Eylül ayında 8 liranın altında olan dolar 4 ayda 500 baz siyaset faizi puanı indirilmesi niçiniyle aralık ayında 18 lira düzeyine kadar yükseldi. Tüm müdahaleler doların lakin 13-14 lira içinde sabitlenmesi için kâfi olabildi.

‘Dolar kırmızı bölgeye girip alarm sinyalleri çaldırır da enflasyon geri durur mu?” diyerek piyasalarda yaşanan krizi köşesine taşıyan Dünya gazetesi muharriri Alaattin Aktaş, ”TÜFE’de yıllık artış aralık sonunda yüzde 36, bu yılın ocak ayı sonunda da yüzde 49’u buldu. Kim meblağ meblağları, o denli görünüyor ki şubat sonunda yüzde 50 seviyesini de aşarız. 2002 sonunda 100 olarak yola birlikte çıkan dolar ve TÜFE, uzun mühlet TÜFE lehine seyreden bir eğilimden daha sonra bu yılın ocak ayında bir daha birbirine kavuştu” tabirlerini kullandı.

”KEŞKE SARI BÖLGEDE KALSAYDI”

Aktaş, “Dövizin o ölçülü seyri 2011 yılından itibaren değişti ve artış başladı. Doların ve TÜFE’nin 2002 seviyesini 100 kabul ederek bir endeks oluşturduk. 2002’de 100 olan dolar endeksi, 2010’da 95’e inmiş; artmak bir yana yüzde 5 düşüş var. Dolar bu biçimde bir gerileme gösterirken tıpkı periyotta TÜFE yüzde 107 artarak 100’den 207’ye çıkmış. Bu ayrışmanın en büyük sebebini biraz evvel yazdık; petrol fiyatlarındaki artış. Dolarda hoş günler 2011 yılıyla bir arada bitmiş oldu. 2010’u 1.55 seviyesinde kapatan dolar, bir yıl daha sonra 1.91’e tırmandı. Her ne kadar bir daha sonraki yıl bir ölçü gerileme yaşanmışsa da dolar artık tekrar hiç gerilemedi ve yıl sonları prestijiyle daima yükselen bir grafik çizdi. Dolar, tehlike işareti olan sarı bölgeye girmişti bir kez… Lakin keşke sarı bölgede kalsaydı” değerlendirmesinde bulundu.

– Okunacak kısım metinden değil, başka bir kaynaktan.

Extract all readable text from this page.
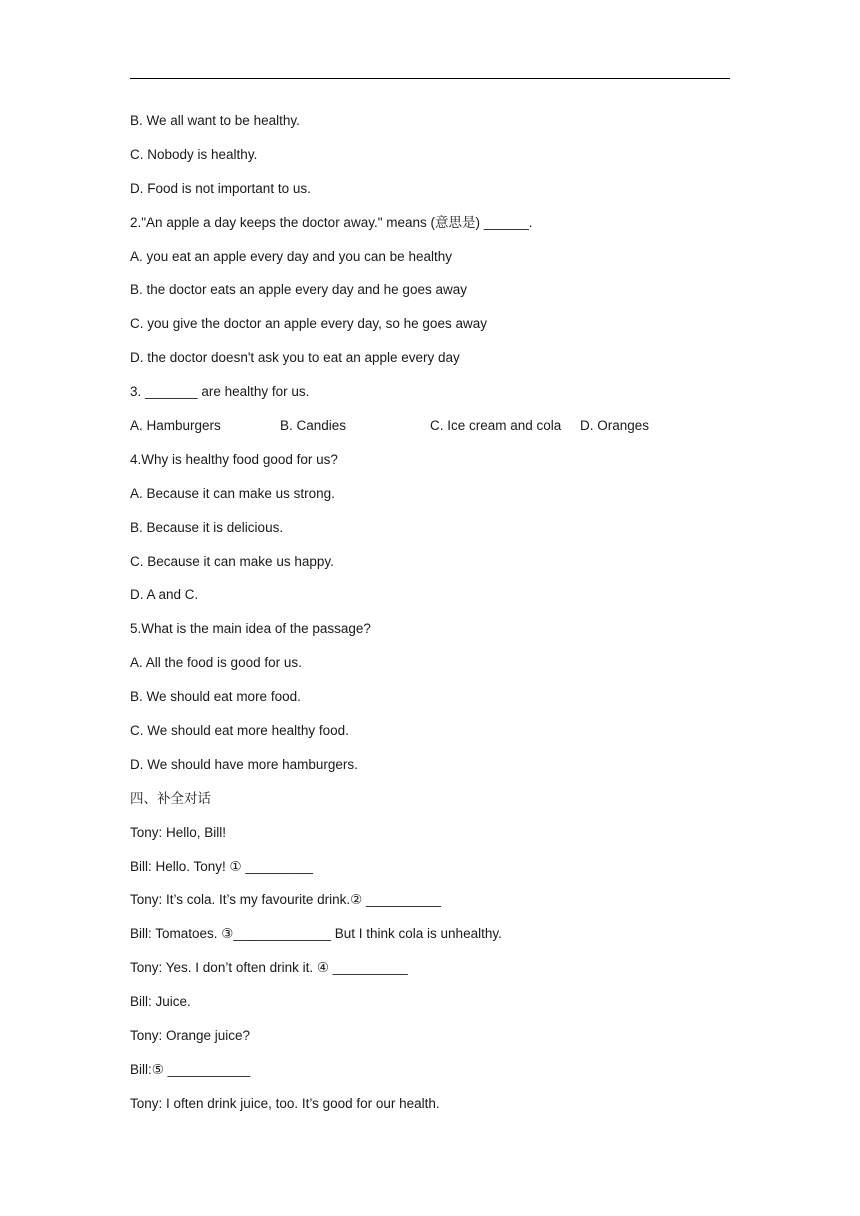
B. We all want to be healthy.
C. Nobody is healthy.
D. Food is not important to us.
2."An apple a day keeps the doctor away." means (意思是) ______.
A. you eat an apple every day and you can be healthy
B. the doctor eats an apple every day and he goes away
C. you give the doctor an apple every day, so he goes away
D. the doctor doesn't ask you to eat an apple every day
3. _______ are healthy for us.
A. Hamburgers	B. Candies	C. Ice cream and cola D. Oranges
4.Why is healthy food good for us?
A. Because it can make us strong.
B. Because it is delicious.
C. Because it can make us happy.
D. A and C.
5.What is the main idea of the passage?
A. All the food is good for us.
B. We should eat more food.
C. We should eat more healthy food.
D. We should have more hamburgers.
四、补全对话
Tony: Hello, Bill!
Bill: Hello. Tony! ① _________
Tony: It’s cola. It’s my favourite drink.② __________
Bill: Tomatoes. ③_____________ But I think cola is unhealthy.
Tony: Yes. I don’t often drink it. ④ __________
Bill: Juice.
Tony: Orange juice?
Bill:⑤ ___________
Tony: I often drink juice, too. It’s good for our health.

”ŞİMDİ UĞRAŞ DUR, KUR DÜŞSÜN”

”Şimdi görünürde tüm gayretimiz kurun düşmesini, bu sayede de enflasyonun gerilemesini sağlamak” diyen Aktaş, ”Yirmi yıllık bir iktidar periyodunun sonunda hala üç beş ay daha sonrasına ait maksatlar koymak, bu yirmi yılın kayda bedel bir biçimde değerlendirilmediğinin işareti sayılmaz mı? Güya biraz da ağaca bakmaktan ormanı nazaranmez olduk üzere… İktisadın öncelikli sorunu enflasyon üzere görünüyorsa da, ki o denli, orta vadeli meselemiz öteki. Türkiye yatırım yapılan ve istihdam sağlayan bir ülke olmaktan giderek uzaklaşıyor. Bu köşede dün ayrıntılı olarak yazdık. Gençler mutsuz; bilhassa son iki yılda bu mutsuzluk inanılmaz bir süratle artıyor. Zira gençler işsiz; zira gençler liyakatin yerle bir olduğunu görüyor; üniversiteye adım attığı günden itibaren üniversiteli olmanın tadını çıkaramıyor ve mezuniyetini düşünmeye başlıyor” dedi.